B.C.’s provincial health officer has joined her federal counterparts in officially recommending the use of non-medical masks in certain situations.
“It is something that we should get used to,” said Dr. Bonnie Henry on Thursday.
Henry has weighed in on the use of masks several times, and has been consistent in her message that while they do not protect the wearer, they can help the person wearing the mask from spreading infected droplets to others.
She has also been consistent in her message that the best way to stop the virus is to maintain physical distancing and proper hand hygiene.
But with B.C. reopening parts of its economy this week, Henry said the public will increasingly find themselves in situations where that distancing can’t be maintained — such as on transit, small shops or in personal services businesses where interaction is necessary.
In those cases, she said, masks can act as an “additional layer” against transmission.
“Now that we know more about the virus, I think there are situations where it is important for us to cover our droplets, and transit is a classic example,” said Henry at her Thursday briefing.
“In that sense, it certainly is something that people can consider, and we would recommend in certain situations, for those small periods of time where you may not be able to control your distance.”
Henry said people who do choose to wear masks should remember to wash them frequently.
She added that masks are most effective for containing droplets during close contact in indoor spaces, and should not be necessary when outdoors and alone.
She also noted that there are many people who can not safely wear masks for a variety of reasons, and that people should be respectful of that.
And Henry reiterated that measures such as staying home when sick, covering your mouth when you cough and keeping physically distant remain the most important ways to stop the spread of COVID-19.
Earlier Thursday, TransLink laid out its new plans for service during the pandemic, which included the recommendation that passengers wear non-medical masks.

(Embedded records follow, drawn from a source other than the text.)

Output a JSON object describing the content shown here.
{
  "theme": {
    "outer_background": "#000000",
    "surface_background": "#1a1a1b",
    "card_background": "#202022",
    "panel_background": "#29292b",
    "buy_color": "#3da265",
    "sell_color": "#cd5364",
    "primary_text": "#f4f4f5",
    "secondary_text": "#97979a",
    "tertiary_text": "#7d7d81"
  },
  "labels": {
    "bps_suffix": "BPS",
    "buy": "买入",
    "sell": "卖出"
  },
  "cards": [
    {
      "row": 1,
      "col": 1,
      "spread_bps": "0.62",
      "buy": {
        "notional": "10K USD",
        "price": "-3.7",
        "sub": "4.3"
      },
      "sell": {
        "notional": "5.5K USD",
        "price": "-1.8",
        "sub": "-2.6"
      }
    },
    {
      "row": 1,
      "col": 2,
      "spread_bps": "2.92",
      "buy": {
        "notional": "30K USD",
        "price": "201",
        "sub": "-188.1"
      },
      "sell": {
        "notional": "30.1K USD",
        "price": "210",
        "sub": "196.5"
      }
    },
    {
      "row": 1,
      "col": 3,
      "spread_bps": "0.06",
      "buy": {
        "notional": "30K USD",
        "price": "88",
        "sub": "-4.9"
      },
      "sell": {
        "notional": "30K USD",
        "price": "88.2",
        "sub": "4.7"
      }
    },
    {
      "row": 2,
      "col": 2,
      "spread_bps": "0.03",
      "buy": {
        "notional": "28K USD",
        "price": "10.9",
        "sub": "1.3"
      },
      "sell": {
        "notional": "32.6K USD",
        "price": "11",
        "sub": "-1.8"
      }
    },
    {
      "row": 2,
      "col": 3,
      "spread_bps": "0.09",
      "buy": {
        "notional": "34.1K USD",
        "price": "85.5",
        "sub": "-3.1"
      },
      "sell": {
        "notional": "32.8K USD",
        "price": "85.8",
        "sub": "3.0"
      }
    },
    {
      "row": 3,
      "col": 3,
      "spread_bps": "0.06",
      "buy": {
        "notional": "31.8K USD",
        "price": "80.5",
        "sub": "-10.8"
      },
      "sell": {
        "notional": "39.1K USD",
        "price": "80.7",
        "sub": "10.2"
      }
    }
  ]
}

On Wednesday, Canada’s Chief Medical Health Officer Dr. Theresa Tam officially recommended the use of non-medical masks in situations where physical distancing can’t be maintained.
Federal officials had initially advised against wearing masks.
In April, they modified that position to say that people who don’t have symptoms of COVID-19 could wear non-medical masks when in public as “an additional measure” to avoid spreading droplets, but didn’t present it as an official recommendation.